Kammerlichtspiele zeigen „Empfänger unbekannt“

„Adressat unbekannt“, ein Briefroman aus dem Jahr 1938 ist Grundlage für das Stück „Empfänger unbekannt“ in den Kammerlichtspielen Klagenfurt. Die Geschichte einer Freundschaft vor und während der NS-Zeit, von Radikalisierung, Verrat und Rache ist heute noch hoch aktuell.

Die Literaturkritikerin Elke Heidenreich schrieb über den Roman der Amerikanerin Kressmann Taylor aus dem Jahr 1938: „Ich habe nie auf wenigen Seiten ein größeres Drama gelesen. Diese Geschichte ist meisterhaft, sie ist mit unübertrefflicher Spannung gebaut, in irritierender Kürze, kein Wort zuviel, keines fehlt. Ohne Umschweife werden exemplarische Lebensgeschichten erzählt, wird Zeitgeschichte dokumentiert.“

Frank Braunert-Saak und Jens Ihnen bringen diesen Text mit leicht geändertem Titel „Empfänger unbekannt“ in Klagenfurt als szenische Lesung auf die Bühne. Es ist die Geschichte der beiden Freunde Max und Martin, die in San Francisco eine Kunstgalerie betreiben. Max ist Jude und bleibt in Amerika, als Martin zurück nach Deutschland geht.

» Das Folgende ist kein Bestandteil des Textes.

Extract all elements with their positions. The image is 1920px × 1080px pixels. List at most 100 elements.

Dort gerät er in den Bannkreis der Nationalsozialisten, wird radikaler und distanziert sich schließlich von seinem jüdischen Freund Max.

Entwicklung der Charaktere

Dargestellt wird die Entwicklung als Briefwechsel zwischen Max und Martin. Braunert-Saak über „Empfänger unbekannt": Da ist kein Wort zuviel, keines zuwenig, da darf man nichts verändern. Wichtig ist, wie sich die Charaktere entwickeln. Dass gerade der Martin nicht als Monster sondern als Mensch dasteht, sonst haben wir jede Indentifikationsmöglichkeit verloren. Das ist genau das, was Zweck des Buches ist. Man muss nachdenken, ob es einem auch so gehen könnte.“

Martin verweigert seine Hilfe

Als Max’ Schwester Giselle, mit der Martin einmal eine Beziehung hatte, sich nicht mehr beim Bruder meldet, ahnt dieser Schreckliches und bittet Martin, ihr zu helfen. Denn ein Brief an die Schwester sei retourniert worden mit dem Vermerk: „Adressat unbekannt“. Martin verweigert die Hilfe, will sich nicht mit der Jüdin in Verbindung bringen lassen. Als sich Giselle in ihrer Not zu Martin flüchtet, verweigert er ihr die Hilfe. Giselle wird von SA-Männern auf Martins Anwesen tot geschlagen. Daraufhin beginnt Max, seinem ehemaligen Freund verfängliche Briefe zu schreiben, die nahelegen, dass dieser Mitglied einer jüdischen Widerstandsgruppe sei. Die Behörden werden auf den Briefwechsel aufmerksam und verdächtigen Martin. Am Ende kommt Max’ letzter Brief zurück mit dem Vermerk „Adressat unbekannt“. Marins Schicksal bleib offen, es erscheint aber klar, dass er aus dem Verkehr gezogen wurde. Max’ Rache für den Tod der Schwester ging offenbar auf.

Sendungshinweis:

Radio Kärnten Mittagszeit; 31. Oktober 2014

Publikum erlebt Entwicklungen mit

Jens Ihnen steht nicht nur als Jude Max auf der Bühne, er ist auch Sozialpsychologe: „Die Nationalsozialisten haben den Menschen etwas zur Verfügung gestellt, was sie teilen konnten. Eine Vision, die schrecklich und menschenverachtend war, die Hass weckte und Ressentiments schürte. Das ist sehr realistisch geschrieben. Wir kommen hinter das Denken und Handeln der Hauptfiguren.“

Laut Ihnen könne man besonders die Person von Max gut nachvollziehen: „Er steht mit derselben Fassungslosigkeit davor, mit der ich auch davor stehen würde, wenn ein Freund von mir sich einer Neonazistischen Partei nähert und seine Ziele und Wünsche an diese Bewegung aufzeichnen würde und ich daneben sitzen und zuhören würde.“ Frank Braunert-Saak ist es wichtig, den Roman gerade heute auf die Bühne zu bringen. Der Text sei hoch aktuell. Es ändern sich vielleicht Verfolger und Verfolgte, die Handlungsabläufe seien aber weltweit immer noch dieselben.